Any aficionado of Lewis Carroll (Charles Lutwidge Dodgson) is certainly familiar with the timeless classic tales he penned; Alice’s Adventures in Wonderland and the sequel, Through the Looking Glass. I wondered as a child while reading Chapter VII, “A Mad Tea-Party”, what was treacle and why would it make one ill?
“The Dormouse slowly opened his eyes. `I wasn’t asleep,’ he said in a hoarse, feeble voice: `I heard every word you fellows were saying.’
`Tell us a story!’ said the March Hare.
`Yes, please do!’ pleaded Alice.
`And be quick about it,’ added the Hatter, `or you’ll be asleep again before it’s done.’

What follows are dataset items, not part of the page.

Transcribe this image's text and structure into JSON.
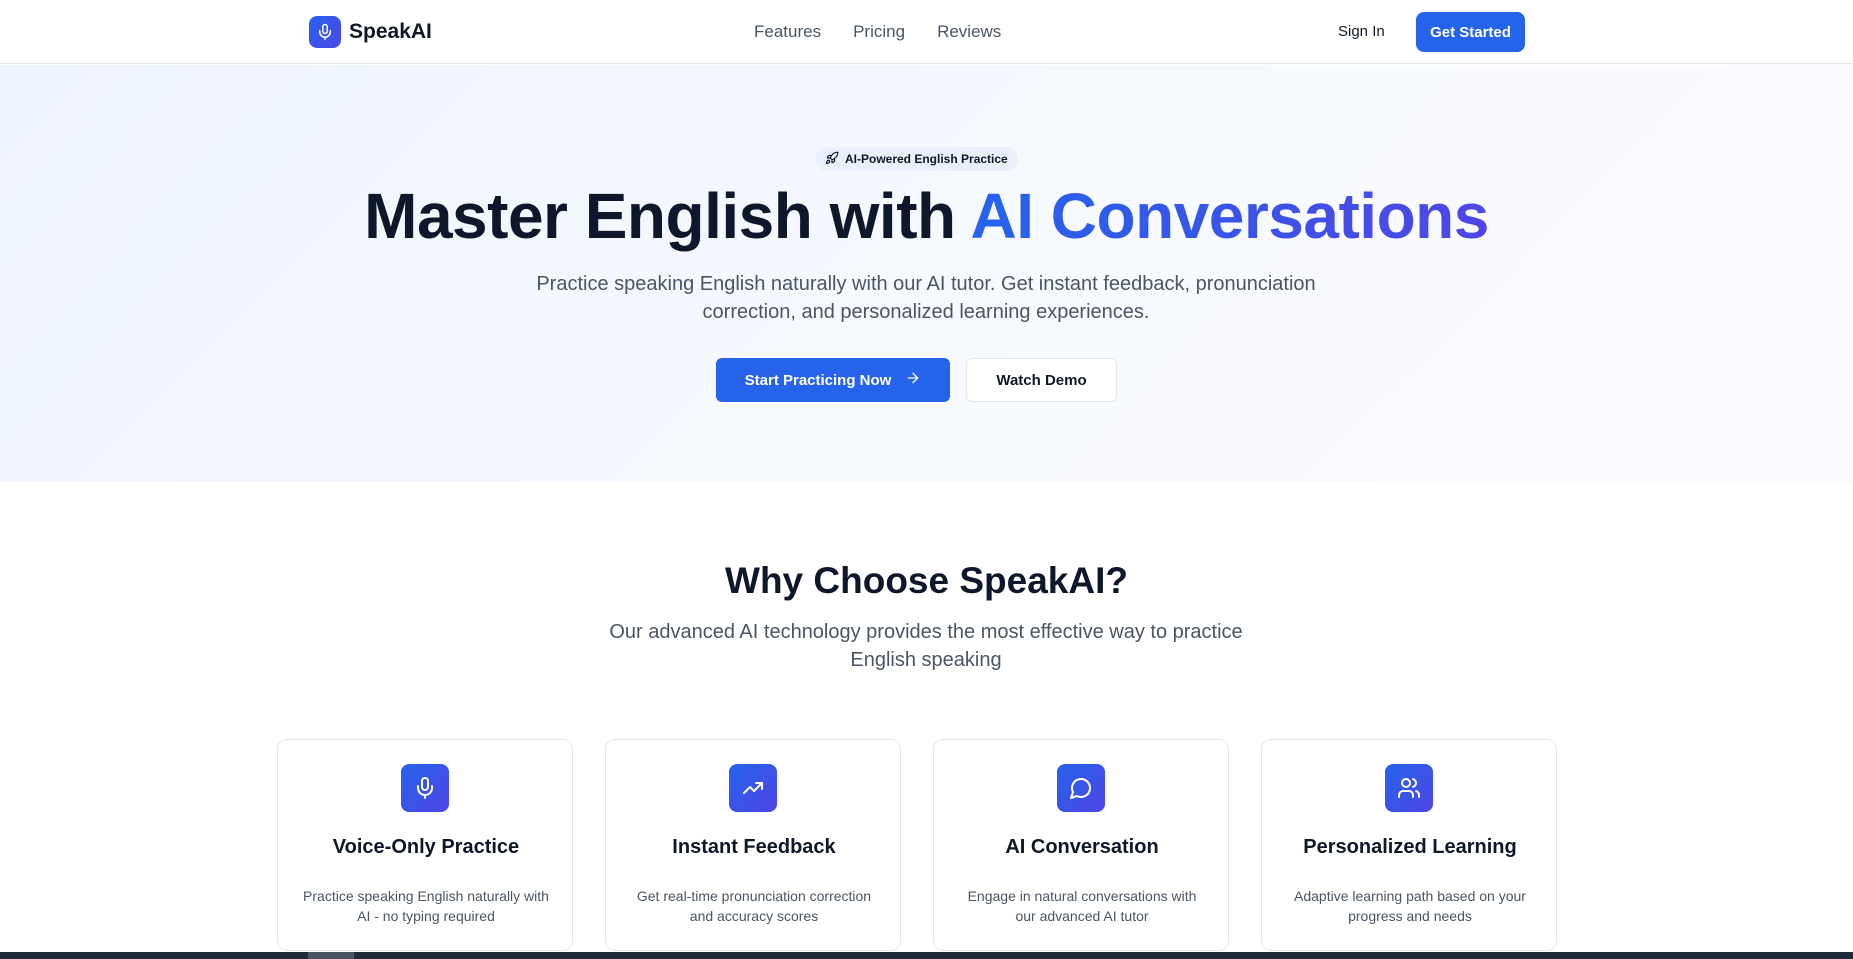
{
  "nav": {
    "logo_text": "SpeakAI",
    "links": [
      "Features",
      "Pricing",
      "Reviews"
    ],
    "sign_in": "Sign In",
    "get_started": "Get Started"
  },
  "hero": {
    "badge": "AI-Powered English Practice",
    "headline_plain": "Master English with ",
    "headline_accent": "AI Conversations",
    "subtext": "Practice speaking English naturally with our AI tutor. Get instant feedback, pronunciation correction, and personalized learning experiences.",
    "primary_button": "Start Practicing Now",
    "secondary_button": "Watch Demo"
  },
  "why": {
    "title": "Why Choose SpeakAI?",
    "subtitle": "Our advanced AI technology provides the most effective way to practice English speaking",
    "cards": [
      {
        "icon": "microphone-icon",
        "title": "Voice-Only Practice",
        "desc": "Practice speaking English naturally with AI - no typing required"
      },
      {
        "icon": "trending-up-icon",
        "title": "Instant Feedback",
        "desc": "Get real-time pronunciation correction and accuracy scores"
      },
      {
        "icon": "chat-bubble-icon",
        "title": "AI Conversation",
        "desc": "Engage in natural conversations with our advanced AI tutor"
      },
      {
        "icon": "users-icon",
        "title": "Personalized Learning",
        "desc": "Adaptive learning path based on your progress and needs"
      }
    ]
  },
  "colors": {
    "primary": "#2563eb",
    "accent_gradient_end": "#4f46e5",
    "heading": "#0f172a",
    "body_text": "#4b5563"
  }
}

`Once upon a time there were three little sisters,’ the Dormouse began in a great hurry; `and their names were Elsie, Lacie, and Tillie; and they lived at the bottom of a well–‘
`What did they live on?’ said Alice, who always took a great interest in questions of eating and drinking.
`They lived on treacle,’ said the Dormouse, after thinking a minute or two.

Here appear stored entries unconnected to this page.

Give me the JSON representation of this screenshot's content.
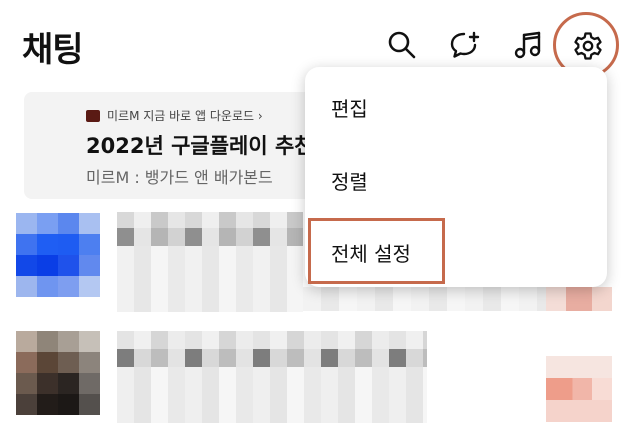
{
  "header": {
    "title": "채팅",
    "icons": [
      "search-icon",
      "new-chat-icon",
      "music-icon",
      "settings-gear-icon"
    ]
  },
  "ad": {
    "source": "미르M 지금 바로 앱 다운로드 ›",
    "headline": "2022년 구글플레이 추천",
    "subline": "미르M : 뱅가드 앤 배가본드"
  },
  "menu": {
    "items": [
      {
        "label": "편집"
      },
      {
        "label": "정렬"
      },
      {
        "label": "전체 설정"
      }
    ]
  },
  "colors": {
    "highlight": "#c66a4c",
    "banner_bg": "#f3f3f3"
  }
}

`They couldn’t have done that, you know,’ Alice gently remarked; `they’d have been ill.’
`So they were,’ said the Dormouse; `very ill.’ “
Treacle is not what I had childishly imagined (for some reason I had visions of a greenish brown algae-like substance). Rather it’s a brown sugar liquid byproduct (syrup) of refined sugar. Golden syrup treacle is a common sweetener used in British desserts such as treacle tart and treacle sponge pudding. (And, yes, Alice. You were wise beyond your years in comprehending that a diet composed solely of sugar would most certainly be bad for one’s health!) Dark treacle is a syrup variety also known as molasses.
But, how about a treacly cocktail or two for some Halloween spirit? And just two will do from the looks of this traditional Cornish fisherman’s holiday cocktail: the Mahogany. Happy Halloween sipping!
1 part dark treacle (molasses)
2 parts gin
Measure ingredients into mule mug or highball glass.
Top with a spring of mint or lemon rind.